Social enterprises contribute hugely to the community in several ways; they bridge the gaps that exits and tackle social issues that need to be addressed.

Social enterprises and the social economy both play crucial role in a modern Irish economy. The sector has the unique ability and expertise to address some of the major challenges facing Ireland, especially at the moment. Social enterprises strive for  sustainable and socially inclusive economic growth, this approach creates jobs and opportunities for all within society, especially those who may find employment difficult to attain.

A circular social economy is driven by values that focus on social impact, innovation, profit reinvestment, it puts the human, the person, at the centre of our economy.

This approach not only helps to boost our economy but it also helps to boost our social fabric. It faces social problems head on, bridging the gaps created by cutbacks in funding and expenditure.

“The Mark provides an opportunity for social enterprises now, within an achievable time frame, to show they are a true social enterprise achieving true social impact”

What will the Mark mean for the sector?

Social Enterprise Mark CIC is an award-winning international social enterprise accreditation authority, which recognises and builds the capabilities of social enterprises as competitive, sustainable businesses, dedicated to maximising social impact.

It will bring credibility to the work carried out in the sector, helping those enterprises to stand out as a true and approved social enterprise, that are using their business to create positive social impact.

In Ireland the sector is undergoing huge change and although it has Government support, this change is slow as each measure from the National Social Enterprise Policy goes through the process for research and implementation. One example is the research just started to look at whether Ireland should have a dedicated legal form for the sector.

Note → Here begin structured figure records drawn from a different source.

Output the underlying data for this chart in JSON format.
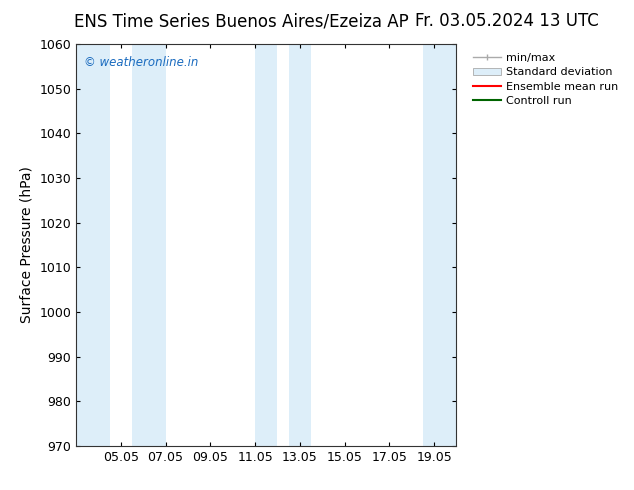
{
  "title_left": "ENS Time Series Buenos Aires/Ezeiza AP",
  "title_right": "Fr. 03.05.2024 13 UTC",
  "ylabel": "Surface Pressure (hPa)",
  "ylim": [
    970,
    1060
  ],
  "yticks": [
    970,
    980,
    990,
    1000,
    1010,
    1020,
    1030,
    1040,
    1050,
    1060
  ],
  "xtick_labels": [
    "05.05",
    "07.05",
    "09.05",
    "11.05",
    "13.05",
    "15.05",
    "17.05",
    "19.05"
  ],
  "xtick_positions": [
    2,
    4,
    6,
    8,
    10,
    12,
    14,
    16
  ],
  "shaded_bands": [
    {
      "x_start": 0.0,
      "x_end": 1.5,
      "color": "#ddeef9"
    },
    {
      "x_start": 2.5,
      "x_end": 4.0,
      "color": "#ddeef9"
    },
    {
      "x_start": 8.0,
      "x_end": 9.0,
      "color": "#ddeef9"
    },
    {
      "x_start": 9.5,
      "x_end": 10.5,
      "color": "#ddeef9"
    },
    {
      "x_start": 15.5,
      "x_end": 17.0,
      "color": "#ddeef9"
    }
  ],
  "watermark": "© weatheronline.in",
  "watermark_color": "#1a6bbf",
  "bg_color": "#ffffff",
  "plot_bg_color": "#ffffff",
  "legend_entries": [
    "min/max",
    "Standard deviation",
    "Ensemble mean run",
    "Controll run"
  ],
  "xmin": 0,
  "xmax": 17,
  "title_fontsize": 12,
  "tick_fontsize": 9,
  "ylabel_fontsize": 10,
  "legend_fontsize": 8
}
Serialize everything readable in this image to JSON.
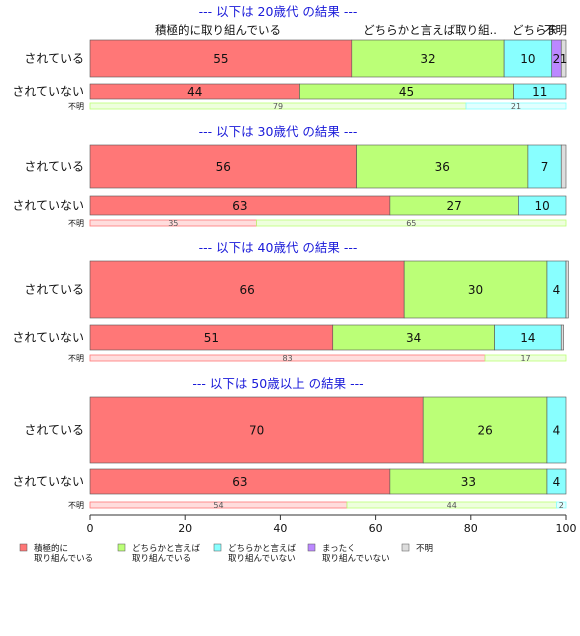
{
  "chart_data": {
    "type": "bar",
    "orientation": "horizontal-stacked",
    "xlim": [
      0,
      100
    ],
    "xticks": [
      0,
      20,
      40,
      60,
      80,
      100
    ],
    "colors": {
      "積極的": "#ff7777",
      "どちらか取り組む": "#bbff77",
      "どちらか取り組まない": "#88ffff",
      "まったく": "#bb88ff",
      "不明": "#dddddd"
    },
    "legend": [
      {
        "key": "積極的",
        "label1": "積極的に",
        "label2": "取り組んでいる"
      },
      {
        "key": "どちらか取り組む",
        "label1": "どちらかと言えば",
        "label2": "取り組んでいる"
      },
      {
        "key": "どちらか取り組まない",
        "label1": "どちらかと言えば",
        "label2": "取り組んでいない"
      },
      {
        "key": "まったく",
        "label1": "まったく",
        "label2": "取り組んでいない"
      },
      {
        "key": "不明",
        "label1": "不明",
        "label2": ""
      }
    ],
    "header_labels": [
      "積極的に取り組んでいる",
      "どちらかと言えば取り組..",
      "どちらま",
      "不明"
    ],
    "groups": [
      {
        "title": "--- 以下は 20歳代 の結果 ---",
        "rows": [
          {
            "label": "されている",
            "values": [
              55,
              32,
              10,
              2,
              1
            ],
            "labels": [
              "55",
              "32",
              "10",
              "2",
              "1"
            ]
          },
          {
            "label": "されていない",
            "values": [
              44,
              45,
              11,
              0,
              0
            ],
            "labels": [
              "44",
              "45",
              "11",
              "",
              ""
            ]
          }
        ],
        "fumei": {
          "label": "不明",
          "values": [
            79,
            21
          ],
          "labels": [
            "79",
            "21"
          ],
          "colors": [
            "#bbff77",
            "#88ffff"
          ]
        }
      },
      {
        "title": "--- 以下は 30歳代 の結果 ---",
        "rows": [
          {
            "label": "されている",
            "values": [
              56,
              36,
              7,
              0,
              1
            ],
            "labels": [
              "56",
              "36",
              "7",
              "",
              ""
            ]
          },
          {
            "label": "されていない",
            "values": [
              63,
              27,
              10,
              0,
              0
            ],
            "labels": [
              "63",
              "27",
              "10",
              "",
              ""
            ]
          }
        ],
        "fumei": {
          "label": "不明",
          "values": [
            35,
            65
          ],
          "labels": [
            "35",
            "65"
          ],
          "colors": [
            "#ff7777",
            "#bbff77"
          ]
        }
      },
      {
        "title": "--- 以下は 40歳代 の結果 ---",
        "rows": [
          {
            "label": "されている",
            "values": [
              66,
              30,
              4,
              0,
              0.5
            ],
            "labels": [
              "66",
              "30",
              "4",
              "",
              ""
            ]
          },
          {
            "label": "されていない",
            "values": [
              51,
              34,
              14,
              0,
              0.5
            ],
            "labels": [
              "51",
              "34",
              "14",
              "",
              ""
            ]
          }
        ],
        "fumei": {
          "label": "不明",
          "values": [
            83,
            17
          ],
          "labels": [
            "83",
            "17"
          ],
          "colors": [
            "#ff7777",
            "#bbff77"
          ]
        }
      },
      {
        "title": "--- 以下は 50歳以上 の結果 ---",
        "rows": [
          {
            "label": "されている",
            "values": [
              70,
              26,
              4,
              0,
              0
            ],
            "labels": [
              "70",
              "26",
              "4",
              "",
              ""
            ]
          },
          {
            "label": "されていない",
            "values": [
              63,
              33,
              4,
              0,
              0
            ],
            "labels": [
              "63",
              "33",
              "4",
              "",
              ""
            ]
          }
        ],
        "fumei": {
          "label": "不明",
          "values": [
            54,
            44,
            2
          ],
          "labels": [
            "54",
            "44",
            "2"
          ],
          "colors": [
            "#ff7777",
            "#bbff77",
            "#88ffff"
          ]
        }
      }
    ]
  }
}
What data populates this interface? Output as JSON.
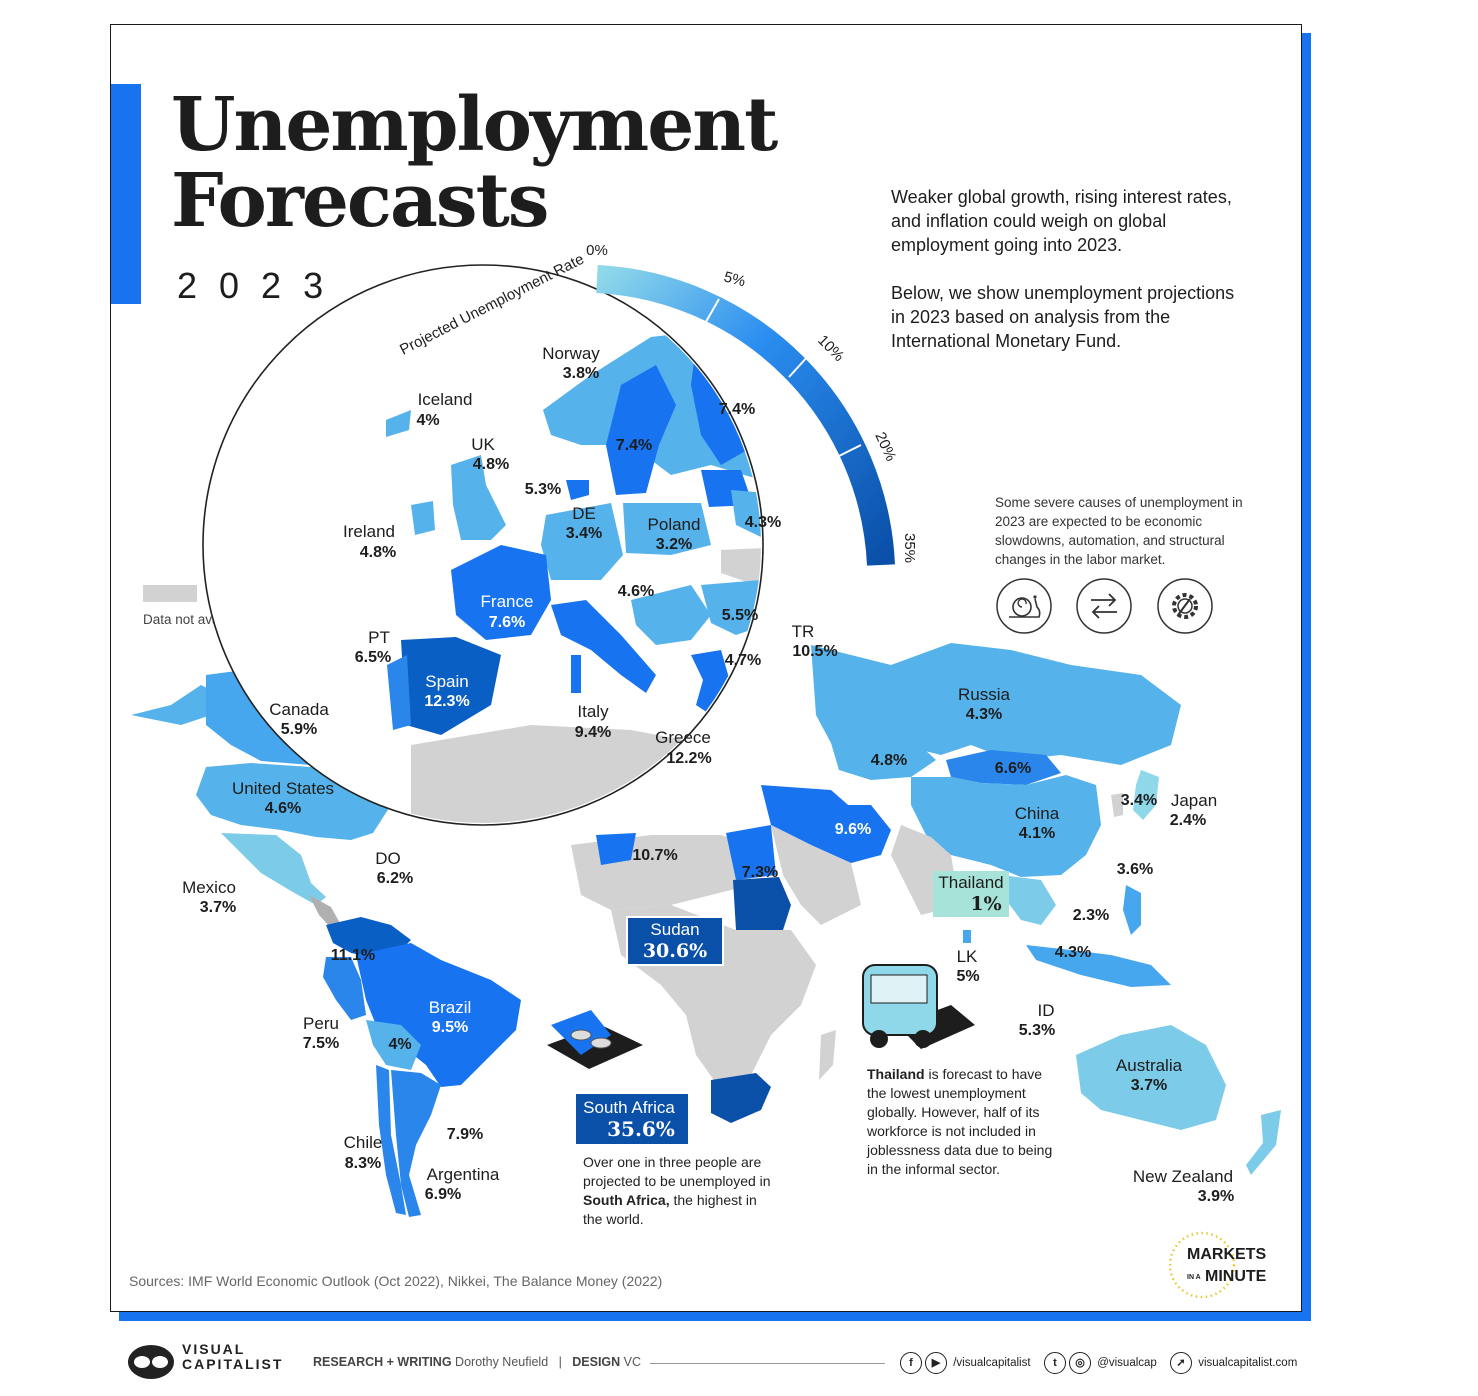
{
  "header": {
    "title_line1": "Unemployment",
    "title_line2": "Forecasts",
    "year": "2023"
  },
  "intro": {
    "p1": "Weaker global growth, rising interest rates, and inflation could weigh on global employment going into 2023.",
    "p2": "Below, we show unemployment projections in 2023 based on analysis from the International Monetary Fund."
  },
  "scale": {
    "title": "Projected Unemployment Rate",
    "ticks": [
      "0%",
      "5%",
      "10%",
      "20%",
      "35%"
    ]
  },
  "legend": {
    "na_label": "Data not available."
  },
  "causes": {
    "text": "Some severe causes of unemployment in 2023 are expected to be economic slowdowns, automation, and structural changes in the labor market.",
    "icons": [
      "snail-icon",
      "arrows-exchange-icon",
      "gear-wrench-icon"
    ]
  },
  "colors": {
    "accent": "#1773f0",
    "scale_low": "#7fd3e6",
    "scale_high": "#0a4fa8",
    "not_available": "#d2d2d2"
  },
  "europe": [
    {
      "name": "Norway",
      "value": "3.8%"
    },
    {
      "name": "Iceland",
      "value": "4%"
    },
    {
      "name": "UK",
      "value": "4.8%"
    },
    {
      "name": "Ireland",
      "value": "4.8%"
    },
    {
      "name": "DE",
      "value": "3.4%"
    },
    {
      "name": "Poland",
      "value": "3.2%"
    },
    {
      "name": "France",
      "value": "7.6%"
    },
    {
      "name": "PT",
      "value": "6.5%"
    },
    {
      "name": "Spain",
      "value": "12.3%"
    },
    {
      "name": "Italy",
      "value": "9.4%"
    },
    {
      "name": "Greece",
      "value": "12.2%"
    },
    {
      "name": "TR",
      "value": "10.5%"
    },
    {
      "name": "",
      "value": "7.4%"
    },
    {
      "name": "",
      "value": "7.4%"
    },
    {
      "name": "",
      "value": "5.3%"
    },
    {
      "name": "",
      "value": "4.3%"
    },
    {
      "name": "",
      "value": "4.6%"
    },
    {
      "name": "",
      "value": "5.5%"
    },
    {
      "name": "",
      "value": "4.7%"
    }
  ],
  "world": [
    {
      "name": "Canada",
      "value": "5.9%"
    },
    {
      "name": "United States",
      "value": "4.6%"
    },
    {
      "name": "Mexico",
      "value": "3.7%"
    },
    {
      "name": "DO",
      "value": "6.2%"
    },
    {
      "name": "",
      "value": "11.1%"
    },
    {
      "name": "Brazil",
      "value": "9.5%"
    },
    {
      "name": "Peru",
      "value": "7.5%"
    },
    {
      "name": "",
      "value": "4%"
    },
    {
      "name": "Chile",
      "value": "8.3%"
    },
    {
      "name": "",
      "value": "7.9%"
    },
    {
      "name": "Argentina",
      "value": "6.9%"
    },
    {
      "name": "Russia",
      "value": "4.3%"
    },
    {
      "name": "",
      "value": "4.8%"
    },
    {
      "name": "",
      "value": "6.6%"
    },
    {
      "name": "China",
      "value": "4.1%"
    },
    {
      "name": "Japan",
      "value": "2.4%"
    },
    {
      "name": "",
      "value": "3.4%"
    },
    {
      "name": "",
      "value": "3.6%"
    },
    {
      "name": "",
      "value": "9.6%"
    },
    {
      "name": "",
      "value": "10.7%"
    },
    {
      "name": "",
      "value": "7.3%"
    },
    {
      "name": "Sudan",
      "value": "30.6%"
    },
    {
      "name": "Thailand",
      "value": "1%"
    },
    {
      "name": "",
      "value": "2.3%"
    },
    {
      "name": "",
      "value": "4.3%"
    },
    {
      "name": "LK",
      "value": "5%"
    },
    {
      "name": "ID",
      "value": "5.3%"
    },
    {
      "name": "Australia",
      "value": "3.7%"
    },
    {
      "name": "New Zealand",
      "value": "3.9%"
    },
    {
      "name": "South Africa",
      "value": "35.6%"
    }
  ],
  "callouts": {
    "south_africa": {
      "pre": "Over one in three people are projected to be unemployed in ",
      "bold": "South Africa,",
      "post": " the highest in the world."
    },
    "thailand": {
      "bold": "Thailand",
      "post": " is forecast to have the lowest unemployment globally. However, half of its workforce is not included in joblessness data due to being in the informal sector."
    }
  },
  "sources": "Sources: IMF World Economic Outlook (Oct 2022), Nikkei, The Balance Money (2022)",
  "brand": {
    "mim_line1": "MARKETS",
    "mim_small": "IN A",
    "mim_line2": "MINUTE",
    "vc_line1": "VISUAL",
    "vc_line2": "CAPITALIST"
  },
  "footer": {
    "research_label": "RESEARCH + WRITING",
    "research_name": "Dorothy Neufield",
    "sep": "|",
    "design_label": "DESIGN",
    "design_name": "VC",
    "social1": "/visualcapitalist",
    "social2": "@visualcap",
    "site": "visualcapitalist.com"
  }
}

This research is welcome, but it will take time, in the meantime, the Mark provides an opportunity for social enterprises now, within an achievable time frame, to show they are a true social enterprise achieving true social impact.  This opens up opportunities in Ireland and abroad for access to funding and collaboration opportunities that will grow and strengthen the social enterprise thereby growing social impact.

“We need a big push to recognise the commercial aspect of social enterprises and see that side as being equally important to the social good aspect”

What policy decisions need to be made to help the sector flourish?

There is so much can be done at policy level but the three pressing issues are:

Legal and Governance Compliance: In Ireland there is no distinct legal form for Social Enterprises and currently they can adopt one of the existing legal structures provided for through the Companies Act. This coupled with governance compliance causes confusion resulting in choices that may not suit the growth and scaling of the enterprise, or more worrisome practices that fall short of good governance. A more simplified system is required to ensure a better setup and practice.

Funding: Sourcing and access to funding for both start and to scale up the social enterprise. It is really important that funding frameworks are simplified, and the administrative procedures for applying for funding to be improved.

Collaboration: Collaboration can help social enterprises access funding or contracts, deliver services that they may not have the capability or capacity to deliver alone, reach wider geographical markets, and make financial savings through shared overheads and staff. Shared expertise and knowledge, building better partnerships across all sectors, strengthens all sectors, not just the Social Enterprise sector.  Collaboration requires a deeper understanding and educating all sectors about what a social enterprise is and how it operates. We need a big push to recognise the commercial aspect of social enterprises and see that side as being equally important to the social good aspect.